Das von Antoine Fuqua inszenierte Biopic über das Leben von Michael Jackson hat auf Rotten Tomatoes einen unerwarteten Meilenstein erreicht. Mit einer 97%igen Zustimmung der Kritiker übertrifft es andere Musik-Biografien wie *Bohemian Rhapsody* oder *Rocketman* und platziert sich als die am höchsten bewertete Produktion in der Geschichte der Plattform. Der Film verbindet Drama und Musik, um die Licht- und Schattenseiten des King of Pop zu erkunden.

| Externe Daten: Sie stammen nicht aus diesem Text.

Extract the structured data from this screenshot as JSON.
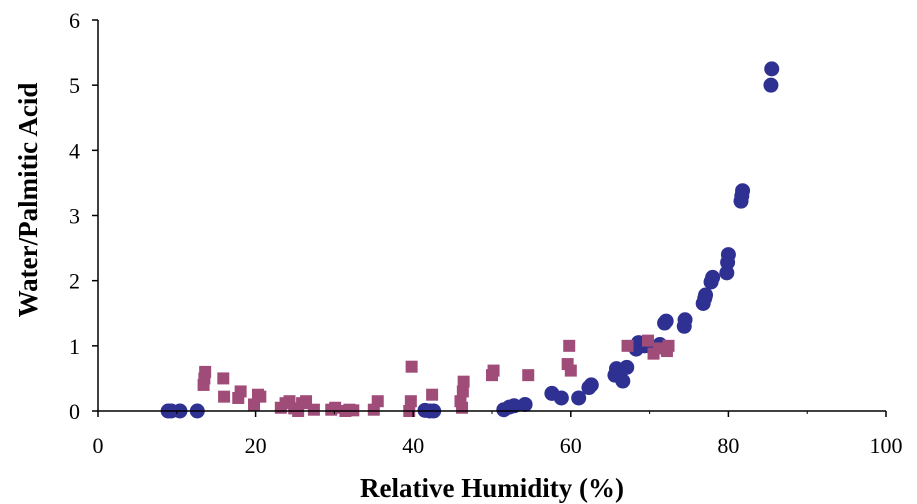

Die Technologie hinter dem Biopic: Digitale Nachbildung und immersiver Sound 🎧
Fuqua nutzte fortschrittliche Motion-Capture- und CGI-Techniken, um Jacksons ikonische Tanzschritte nachzubilden, mit einem digitalen Double, das mit Stunden an Originalmaterial trainiert wurde. Das Soundteam arbeitete mit remasterten Aufnahmen aus den Westlake Studios und wandte Algorithmen zur Spurentrennung an, um die Stimme des Sängers zu isolieren. Der endgültige Mix wurde in Dolby Atmos erstellt und bietet ein Hörerlebnis, das den Zuschauer in die Konzerte der Achtziger Jahre versetzt.
Die Kritik verzeiht (fast) alles, wenn der Moonwalk funktioniert 🕺
Es scheint, dass die Kritiker beschlossen haben, die drei Stunden Filmmaterial und den Cameo-Auftritt von Bubbles dem Schimpansen zu ignorieren, um sich auf das Wesentliche zu konzentrieren: den Tanz. Selbst die größten Skeptiker sind angesichts der Nachbildung des Konzerts von Bukarest 1992 eingeknickt. Allerdings erwähnt niemand, wie es gelang, das Thema des Sauerstoff-Pyjamas im Drehbuch zu vermeiden. Wenn der Rhythmus stimmt, ist alles vergeben.